There was a time (I believe it was somewhere in the “Roaring Twenties” a
century ago), when the profession of being a telephone switchboard operator was
growing so fast that a properly conservative projection of that growth would
conclude that everyone in the country would need to be a telephone operator
within 5 to 7 years.
Obviously that was not sustainable. Technology “had to” get better (and of
course it did). There is a bit of an analogous issue (on a somewhat more
manageable scale) with regard to programming in 2020. We have had chronic
shortages of good coders for decades now. This is partly due to the fact that the
technology of software production has NOT changed materially, and rapidly enough. Productivity tools and aids are lagging. Too much code is still written essentially the
same way that it was when C programming language was created in the Seventies
which was more than 40 years ago (gulp), soon to be 50 years.
Software as an industry is a chronic under-performer as regards productivity.
Most of the actual productivity “gains” in the last 20 years and more have been
due to the inclusion of millions of people from lower wage economies. The dismal
science of economics measures productivity as output against cost, and
programming has been “keeping up” mostly because effective wages (the costs)

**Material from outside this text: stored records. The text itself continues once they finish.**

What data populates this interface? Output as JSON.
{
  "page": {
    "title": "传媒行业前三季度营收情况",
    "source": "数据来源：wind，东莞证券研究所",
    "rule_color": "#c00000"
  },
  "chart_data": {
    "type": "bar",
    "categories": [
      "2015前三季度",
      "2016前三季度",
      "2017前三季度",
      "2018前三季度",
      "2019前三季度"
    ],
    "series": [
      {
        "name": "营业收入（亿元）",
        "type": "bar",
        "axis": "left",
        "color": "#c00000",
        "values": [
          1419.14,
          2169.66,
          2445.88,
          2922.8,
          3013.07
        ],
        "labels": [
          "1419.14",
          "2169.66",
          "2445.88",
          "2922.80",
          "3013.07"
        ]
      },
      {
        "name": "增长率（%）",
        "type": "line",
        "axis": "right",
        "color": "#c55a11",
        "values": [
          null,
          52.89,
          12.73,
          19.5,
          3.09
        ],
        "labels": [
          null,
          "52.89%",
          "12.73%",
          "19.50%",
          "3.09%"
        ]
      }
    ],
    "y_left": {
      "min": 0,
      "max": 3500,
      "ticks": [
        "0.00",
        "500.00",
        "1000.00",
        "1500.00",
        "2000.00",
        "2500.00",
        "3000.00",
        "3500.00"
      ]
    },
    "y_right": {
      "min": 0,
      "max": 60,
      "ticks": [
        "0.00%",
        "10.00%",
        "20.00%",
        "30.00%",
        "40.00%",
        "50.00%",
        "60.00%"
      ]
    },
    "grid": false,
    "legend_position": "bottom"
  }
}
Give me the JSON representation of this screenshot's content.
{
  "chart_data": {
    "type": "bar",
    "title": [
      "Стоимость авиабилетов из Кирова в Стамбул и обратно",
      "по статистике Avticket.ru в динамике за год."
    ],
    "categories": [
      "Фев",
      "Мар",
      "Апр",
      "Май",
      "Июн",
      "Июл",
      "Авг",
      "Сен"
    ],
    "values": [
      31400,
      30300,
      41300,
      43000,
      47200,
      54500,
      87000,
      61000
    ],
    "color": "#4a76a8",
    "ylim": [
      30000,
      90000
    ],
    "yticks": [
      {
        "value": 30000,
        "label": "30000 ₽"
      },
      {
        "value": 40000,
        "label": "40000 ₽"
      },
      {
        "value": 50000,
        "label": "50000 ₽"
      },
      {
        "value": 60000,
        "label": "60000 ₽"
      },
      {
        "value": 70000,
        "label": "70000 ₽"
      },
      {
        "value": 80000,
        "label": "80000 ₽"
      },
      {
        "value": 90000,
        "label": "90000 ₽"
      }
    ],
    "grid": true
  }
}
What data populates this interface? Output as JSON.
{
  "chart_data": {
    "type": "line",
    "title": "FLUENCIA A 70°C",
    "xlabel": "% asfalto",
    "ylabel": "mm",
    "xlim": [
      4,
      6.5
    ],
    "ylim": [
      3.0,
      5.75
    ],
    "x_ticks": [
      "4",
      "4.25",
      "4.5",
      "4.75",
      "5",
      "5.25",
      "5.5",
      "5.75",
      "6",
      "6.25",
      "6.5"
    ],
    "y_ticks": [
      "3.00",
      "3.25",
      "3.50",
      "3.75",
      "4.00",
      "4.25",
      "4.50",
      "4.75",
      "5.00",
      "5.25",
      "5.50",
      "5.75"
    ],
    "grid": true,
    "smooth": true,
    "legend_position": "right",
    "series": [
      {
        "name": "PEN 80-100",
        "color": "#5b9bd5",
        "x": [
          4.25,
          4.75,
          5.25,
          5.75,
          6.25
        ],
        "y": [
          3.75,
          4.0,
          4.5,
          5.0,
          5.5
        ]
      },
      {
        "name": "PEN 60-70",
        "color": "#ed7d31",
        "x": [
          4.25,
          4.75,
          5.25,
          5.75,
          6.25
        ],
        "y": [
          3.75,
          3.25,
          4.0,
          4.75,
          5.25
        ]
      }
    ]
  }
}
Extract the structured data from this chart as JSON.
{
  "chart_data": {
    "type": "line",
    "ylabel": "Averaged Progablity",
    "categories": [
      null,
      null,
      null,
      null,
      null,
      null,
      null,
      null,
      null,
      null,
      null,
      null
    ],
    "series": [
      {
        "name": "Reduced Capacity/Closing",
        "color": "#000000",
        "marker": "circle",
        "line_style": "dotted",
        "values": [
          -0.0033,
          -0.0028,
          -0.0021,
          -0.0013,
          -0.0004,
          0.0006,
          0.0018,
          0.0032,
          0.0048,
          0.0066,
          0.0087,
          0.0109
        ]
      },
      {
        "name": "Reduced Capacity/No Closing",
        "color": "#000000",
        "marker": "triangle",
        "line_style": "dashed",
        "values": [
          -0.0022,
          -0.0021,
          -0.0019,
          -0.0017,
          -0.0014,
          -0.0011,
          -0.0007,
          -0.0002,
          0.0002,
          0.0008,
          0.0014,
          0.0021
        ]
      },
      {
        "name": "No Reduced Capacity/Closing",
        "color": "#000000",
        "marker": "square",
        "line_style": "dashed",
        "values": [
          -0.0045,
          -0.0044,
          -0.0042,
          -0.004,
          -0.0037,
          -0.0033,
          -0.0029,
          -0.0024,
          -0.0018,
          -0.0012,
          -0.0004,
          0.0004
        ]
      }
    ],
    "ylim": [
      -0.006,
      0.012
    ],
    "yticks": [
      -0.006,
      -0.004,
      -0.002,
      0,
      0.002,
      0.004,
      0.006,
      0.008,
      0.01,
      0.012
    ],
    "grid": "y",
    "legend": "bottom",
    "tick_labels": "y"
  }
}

for programmers have been going down, as more and more folks from third-world, relatively low-wage economies have joined the ranks of programmers. The effect of Agile and test-first and pair programming, and other new techniques, such as Scrums and sprints, have been positive, but (probably) not positive enough.
The productivity “bandwidth bottleneck” is still with us… where are the robot
coders who represent true automation?
Still just a ways too far in the future, one supposes.